The highly pathogenic avian influenza (HPAI) virus poses a greater risk to layer birds than broilers which are used in the production of meat, as layer birds’ reproductive duties place their bodies under greater duress, making them more susceptible to viral attack.
No rebate on import duties needed
According to Astral, the industry has imported large volumes of fertilised eggs to help plug the supply gap in the market and help restart poultry populations affected by the virus.
Astral says it has imported over 10 million eggs to date to ensure there is poultry meat available in the country.
It says this measure, among others taken by the industry, shows there is no need for the government to implement rebates on import duties of chicken meat.
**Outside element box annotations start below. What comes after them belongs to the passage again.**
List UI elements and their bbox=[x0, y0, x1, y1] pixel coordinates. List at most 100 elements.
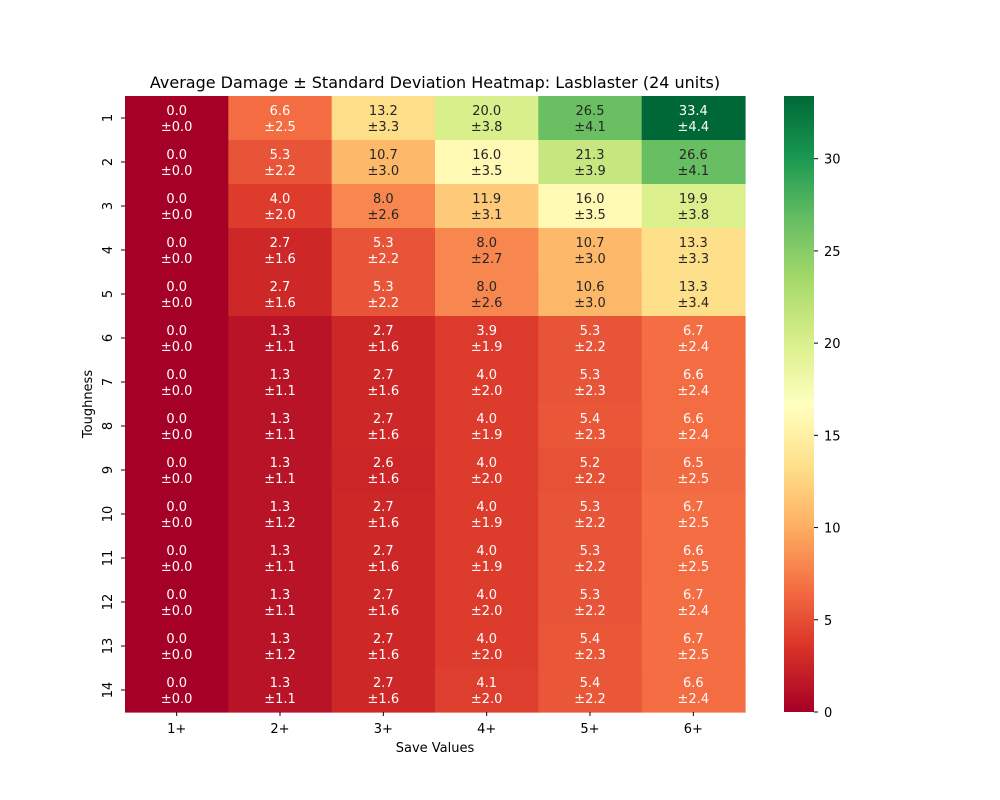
cell-std-label: ±1.1 bbox=[264, 340, 296, 355]
heatmap-cell bbox=[125, 140, 229, 185]
cell-value-label: 4.0 bbox=[476, 368, 497, 383]
cell-std-label: ±2.0 bbox=[471, 384, 503, 399]
cell-std-label: ±1.1 bbox=[264, 560, 296, 575]
cell-std-label: ±1.1 bbox=[264, 384, 296, 399]
cell-value-label: 5.3 bbox=[270, 148, 291, 163]
cell-std-label: ±1.2 bbox=[264, 648, 296, 663]
cell-value-label: 6.6 bbox=[683, 368, 704, 383]
chart-title: Average Damage ± Standard Deviation Heat… bbox=[150, 73, 720, 92]
colorbar-ticks: 0 5 10 15 20 25 30 bbox=[814, 153, 841, 721]
cell-value-label: 1.3 bbox=[270, 324, 291, 339]
cell-value-label: 1.3 bbox=[270, 588, 291, 603]
heatmap-cell bbox=[641, 272, 746, 317]
heatmap-cell bbox=[435, 668, 539, 713]
x-tick-label: 2+ bbox=[270, 722, 289, 737]
heatmap-cell bbox=[538, 492, 643, 537]
cell-std-label: ±0.0 bbox=[161, 560, 193, 575]
cell-std-label: ±2.2 bbox=[574, 472, 606, 487]
cell-std-label: ±2.0 bbox=[471, 472, 503, 487]
cell-value-label: 0.0 bbox=[166, 588, 187, 603]
cell-value-label: 26.5 bbox=[576, 104, 605, 119]
cell-std-label: ±1.6 bbox=[368, 472, 400, 487]
colorbar-tick-label: 30 bbox=[824, 153, 841, 168]
cell-value-label: 19.9 bbox=[679, 192, 708, 207]
heatmap-cell bbox=[228, 360, 333, 405]
cell-std-label: ±2.0 bbox=[471, 648, 503, 663]
heatmap-cell bbox=[228, 624, 333, 669]
cell-std-label: ±2.5 bbox=[264, 120, 296, 135]
cell-value-label: 6.7 bbox=[683, 588, 704, 603]
cell-value-label: 8.0 bbox=[373, 192, 394, 207]
cell-std-label: ±3.0 bbox=[574, 252, 606, 267]
heatmap-cell bbox=[435, 404, 539, 449]
cell-value-label: 13.2 bbox=[369, 104, 398, 119]
cell-value-label: 0.0 bbox=[166, 544, 187, 559]
heatmap-cell bbox=[228, 492, 333, 537]
y-tick-label: 14 bbox=[101, 682, 116, 699]
cell-std-label: ±1.6 bbox=[368, 648, 400, 663]
heatmap-cell bbox=[538, 624, 643, 669]
heatmap-cell bbox=[641, 96, 746, 141]
cell-value-label: 1.3 bbox=[270, 500, 291, 515]
cell-value-label: 5.2 bbox=[580, 456, 601, 471]
heatmap-cell bbox=[641, 624, 746, 669]
cell-std-label: ±2.6 bbox=[368, 208, 400, 223]
cell-std-label: ±0.0 bbox=[161, 428, 193, 443]
heatmap-cell bbox=[228, 316, 333, 361]
cell-value-label: 16.0 bbox=[472, 148, 501, 163]
heatmap-cell bbox=[331, 184, 436, 229]
cell-value-label: 1.3 bbox=[270, 368, 291, 383]
cell-std-label: ±2.2 bbox=[368, 252, 400, 267]
cell-value-label: 0.0 bbox=[166, 632, 187, 647]
heatmap-cell bbox=[125, 404, 229, 449]
cell-std-label: ±1.6 bbox=[368, 516, 400, 531]
heatmap-cell bbox=[435, 184, 539, 229]
cell-std-label: ±3.5 bbox=[574, 208, 606, 223]
cell-value-label: 20.0 bbox=[472, 104, 501, 119]
cell-value-label: 26.6 bbox=[679, 148, 708, 163]
cell-value-label: 0.0 bbox=[166, 148, 187, 163]
cell-value-label: 5.3 bbox=[580, 368, 601, 383]
heatmap-cell bbox=[228, 140, 333, 185]
cell-value-label: 0.0 bbox=[166, 280, 187, 295]
cell-std-label: ±0.0 bbox=[161, 384, 193, 399]
heatmap-cell bbox=[435, 580, 539, 625]
cell-value-label: 3.9 bbox=[476, 324, 497, 339]
colorbar-tick-label: 10 bbox=[824, 522, 841, 537]
heatmap-cell bbox=[125, 536, 229, 581]
cell-std-label: ±2.0 bbox=[471, 604, 503, 619]
heatmap-cell bbox=[228, 580, 333, 625]
cell-std-label: ±2.0 bbox=[471, 692, 503, 707]
cell-value-label: 6.7 bbox=[683, 324, 704, 339]
cell-value-label: 10.6 bbox=[576, 280, 605, 295]
cell-value-label: 2.7 bbox=[373, 368, 394, 383]
cell-std-label: ±3.1 bbox=[471, 208, 503, 223]
cell-value-label: 2.6 bbox=[373, 456, 394, 471]
heatmap-cell bbox=[125, 580, 229, 625]
cell-std-label: ±2.2 bbox=[574, 604, 606, 619]
cell-value-label: 10.7 bbox=[369, 148, 398, 163]
heatmap-cell bbox=[435, 228, 539, 273]
cell-std-label: ±1.1 bbox=[264, 472, 296, 487]
heatmap-cell bbox=[641, 580, 746, 625]
colorbar-tick-label: 20 bbox=[824, 337, 841, 352]
heatmap-cell bbox=[331, 404, 436, 449]
colorbar bbox=[784, 96, 814, 712]
heatmap-cell bbox=[435, 492, 539, 537]
y-tick-label: 11 bbox=[101, 550, 116, 567]
cell-value-label: 1.3 bbox=[270, 456, 291, 471]
y-tick-label: 1 bbox=[101, 114, 116, 122]
cell-value-label: 16.0 bbox=[576, 192, 605, 207]
heatmap-cell bbox=[538, 184, 643, 229]
cell-value-label: 13.3 bbox=[679, 280, 708, 295]
heatmap-cell bbox=[538, 404, 643, 449]
cell-value-label: 2.7 bbox=[373, 632, 394, 647]
heatmap-cell bbox=[228, 96, 333, 141]
heatmap-cell bbox=[331, 624, 436, 669]
heatmap-cell bbox=[331, 580, 436, 625]
heatmap-cell bbox=[538, 360, 643, 405]
cell-std-label: ±1.6 bbox=[368, 604, 400, 619]
x-tick-label: 5+ bbox=[580, 722, 599, 737]
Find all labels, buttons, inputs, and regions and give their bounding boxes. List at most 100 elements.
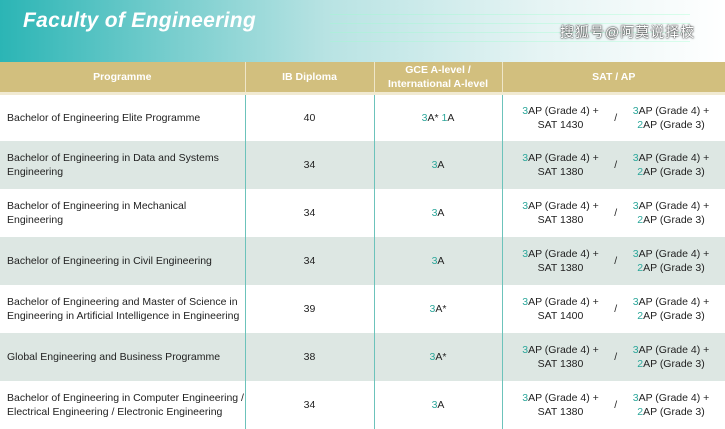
watermark: 搜狐号@阿莫说择校 — [560, 24, 696, 40]
table-row: Bachelor of Engineering in Mechanical En… — [0, 189, 725, 237]
ap-text: AP (Grade 4) + — [528, 104, 599, 117]
separator: / — [614, 111, 618, 124]
ap-count: 2 — [637, 310, 644, 322]
sat-score: SAT 1380 — [537, 214, 584, 226]
ap-text: AP (Grade 4) + — [638, 296, 710, 308]
gce-cell: 3A — [373, 141, 502, 189]
table-header-row: Programme IB Diploma GCE A-level / Inter… — [0, 62, 725, 93]
ap-text: AP (Grade 4) + — [528, 200, 599, 212]
sat-score: SAT 1380 — [537, 262, 584, 274]
sat-option-right: 3AP (Grade 4) +2AP (Grade 3) — [627, 104, 715, 132]
gce-cell: 3A* — [373, 333, 502, 381]
sat-option-right: 3AP (Grade 4) +2AP (Grade 3) — [627, 391, 715, 419]
ap-count: 3 — [632, 296, 639, 308]
table-row: Global Engineering and Business Programm… — [0, 333, 725, 381]
ib-cell: 34 — [244, 141, 374, 189]
sat-option-right: 3AP (Grade 4) +2AP (Grade 3) — [627, 151, 715, 179]
ib-cell: 34 — [244, 381, 374, 429]
sat-ap-cell: 3AP (Grade 4) + SAT 1380 / 3AP (Grade 4) … — [501, 381, 725, 429]
sat-ap-cell: 3AP (Grade 4) + SAT 1380 / 3AP (Grade 4) … — [501, 189, 725, 237]
ap-count: 3 — [522, 200, 529, 212]
programme-cell: Bachelor of Engineering in Data and Syst… — [0, 141, 245, 189]
gce-cell: 3A — [373, 381, 502, 429]
grade-text: A — [437, 255, 445, 267]
ap-count: 3 — [522, 152, 529, 164]
page-title: Faculty of Engineering — [23, 9, 256, 32]
sat-ap-cell: 3AP (Grade 4) + SAT 1380 / 3AP (Grade 4) … — [501, 237, 725, 285]
ap-text: AP (Grade 4) + — [528, 392, 599, 404]
gce-cell: 3A — [373, 189, 502, 237]
sat-score: SAT 1380 — [537, 166, 584, 178]
sat-option-right: 3AP (Grade 4) +2AP (Grade 3) — [627, 295, 715, 323]
header-gce-a-level: GCE A-level / International A-level — [373, 62, 502, 93]
circuit-decoration — [330, 10, 690, 50]
ap-count: 3 — [522, 392, 529, 404]
grade-text: A* — [427, 111, 442, 124]
sat-option-left: 3AP (Grade 4) + SAT 1430 — [517, 104, 605, 132]
ap-count: 2 — [637, 358, 644, 370]
header-ib-diploma: IB Diploma — [244, 62, 374, 93]
ap-count: 3 — [522, 248, 529, 260]
grade-text: A — [437, 399, 445, 411]
ap-text: AP (Grade 3) — [643, 118, 705, 131]
ap-text: AP (Grade 4) + — [528, 344, 599, 356]
sat-score: SAT 1430 — [537, 118, 584, 131]
table-row: Bachelor of Engineering in Computer Engi… — [0, 381, 725, 429]
sat-option-left: 3AP (Grade 4) + SAT 1380 — [517, 151, 605, 179]
ap-text: AP (Grade 3) — [643, 166, 705, 178]
ap-text: AP (Grade 3) — [643, 214, 705, 226]
grade-count: 3 — [431, 399, 438, 411]
sat-option-left: 3AP (Grade 4) + SAT 1380 — [517, 247, 605, 275]
grade-text: A — [437, 207, 445, 219]
grade-count: 3 — [431, 159, 438, 171]
ap-count: 3 — [632, 104, 639, 117]
separator: / — [614, 303, 618, 315]
sat-option-left: 3AP (Grade 4) + SAT 1380 — [517, 343, 605, 371]
ib-cell: 40 — [244, 91, 374, 141]
separator: / — [614, 255, 618, 267]
ib-cell: 38 — [244, 333, 374, 381]
grade-count: 3 — [431, 207, 438, 219]
ib-cell: 34 — [244, 237, 374, 285]
sat-score: SAT 1400 — [537, 310, 584, 322]
table-row: Bachelor of Engineering in Data and Syst… — [0, 141, 725, 189]
admission-requirements-table: Programme IB Diploma GCE A-level / Inter… — [0, 62, 725, 429]
grade-text: A — [447, 111, 455, 124]
programme-cell: Bachelor of Engineering in Mechanical En… — [7, 200, 187, 226]
ap-text: AP (Grade 4) + — [638, 248, 710, 260]
grade-count: 3 — [431, 255, 438, 267]
ap-text: AP (Grade 3) — [643, 262, 705, 274]
programme-cell: Bachelor of Engineering and Master of Sc… — [7, 296, 240, 322]
ap-count: 3 — [632, 200, 639, 212]
programme-cell: Global Engineering and Business Programm… — [0, 333, 245, 381]
ib-cell: 39 — [244, 285, 374, 333]
separator: / — [614, 207, 618, 219]
ap-text: AP (Grade 4) + — [638, 200, 710, 212]
sat-option-left: 3AP (Grade 4) + SAT 1380 — [517, 391, 605, 419]
grade-count: 3 — [421, 111, 428, 124]
grade-text: A* — [435, 351, 447, 363]
table-row: Bachelor of Engineering in Civil Enginee… — [0, 237, 725, 285]
sat-ap-cell: 3AP (Grade 4) + SAT 1430 / 3AP (Grade 4) … — [501, 91, 725, 141]
ap-text: AP (Grade 4) + — [638, 104, 710, 117]
sat-option-right: 3AP (Grade 4) +2AP (Grade 3) — [627, 199, 715, 227]
sat-option-left: 3AP (Grade 4) + SAT 1380 — [517, 199, 605, 227]
header-sat-ap: SAT / AP — [501, 62, 725, 93]
ap-text: AP (Grade 4) + — [528, 152, 599, 164]
ap-count: 3 — [632, 392, 639, 404]
ap-count: 3 — [522, 344, 529, 356]
sat-ap-cell: 3AP (Grade 4) + SAT 1400 / 3AP (Grade 4) … — [501, 285, 725, 333]
sat-ap-cell: 3AP (Grade 4) + SAT 1380 / 3AP (Grade 4) … — [501, 141, 725, 189]
grade-count: 3 — [429, 351, 436, 363]
ap-text: AP (Grade 3) — [643, 406, 705, 418]
grade-text: A* — [435, 303, 447, 315]
programme-cell: Bachelor of Engineering Elite Programme — [0, 91, 245, 141]
table-row: Bachelor of Engineering Elite Programme … — [0, 91, 725, 141]
ap-text: AP (Grade 4) + — [638, 344, 710, 356]
sat-option-right: 3AP (Grade 4) +2AP (Grade 3) — [627, 343, 715, 371]
ap-count: 3 — [632, 248, 639, 260]
separator: / — [614, 159, 618, 171]
ap-text: AP (Grade 4) + — [638, 152, 710, 164]
ap-count: 3 — [522, 104, 529, 117]
sat-score: SAT 1380 — [537, 358, 584, 370]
In October, Minister of Trade, Industry and Competition Ebrahim Patel directed the International Trade Administration Commission (Itac) to look into the creation of a rebate on meat and edible offal of fresh or frozen chicken in efforts to mitigate potential shortfalls.
“We can prove to Itac and to the minister that all the levers that we have pulled to replace fertile eggs lost due to bird flu is sufficient not to have a shortage of chicken meat – not talking table eggs – over the festive period and into the new year. The industry is importing astronomical numbers of fertile eggs,” Schutte said.
“We have got enough evidence to prove to Itac – to build a case – that it is not necessary for the anti-dumping tariffs to be suspended.”